Yeah, if you literally just think of this as an extender to harmony, and not a competitor to other home automation hubs, what does extender give the average person who doesn’t want to code at all?
And the answer is obvious: sensors as triggers for activities. Motion sensors, and a few contact sensors. Open the closet door, your Hues come on. Nothing complicated. Contact sensor becomes a switch. The Hue bridge doesn’t have that right now, although it will get it through HomeKit. But it will get it cheaper through the Harmony hub extender.
If you want more than that, you look at the Harmony/smartthings integration. But if you just want a few sensors, this is a good way to extend the Harmony system.
I don’t think the extender has to be more than that to be successful within the Harmony framework for now.

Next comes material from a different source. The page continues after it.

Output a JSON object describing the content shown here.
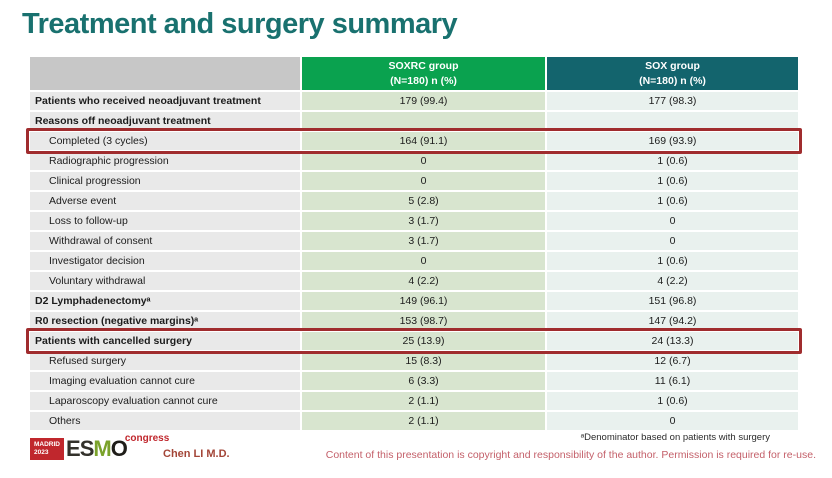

It just comes back to the use cases. First decide what you want to do. Then look for the tools that help you do it.
Judge a Tool in Context
Really really famous engineering school story. Every engineer has heard it. I still love it. It’s about customer-facing design.
So this design firm comes in and has a meeting with a new client, a big luxury hotel chain. And client says “we want a cutting tool.”
The design team goes away and they have a bunch of meetings and they do all kinds of research and evaluate all kinds of technology. And they come back to the next meeting and they are so proud of themselves. They walk in with this battery-powered chainsaw. It is gorgeous. Every bell and whistle, Wi-Fi notification, safety features, you name it. And it’s a great price too! And they added a custom panel on the side in the hotel chain’s logo colors. I mean this thing is beautiful.
They put the chainsaw on the table, and they stand in front of the clients, and they’re beaming. And the project manager says, “Now, what do you want to cut?”
And the client says, “butter.”
Now it’s not just that a butter knife costs four dollars and the chainsaw costs $400. A butter knife is a better tool for the job. Appropriate technology. You can’t cut butter for the dinner service in a 4 star restaurant with a chainsaw. The results are not beautiful.
So, customer-facing design. Start by defining the use case. The tool can only be judged in context.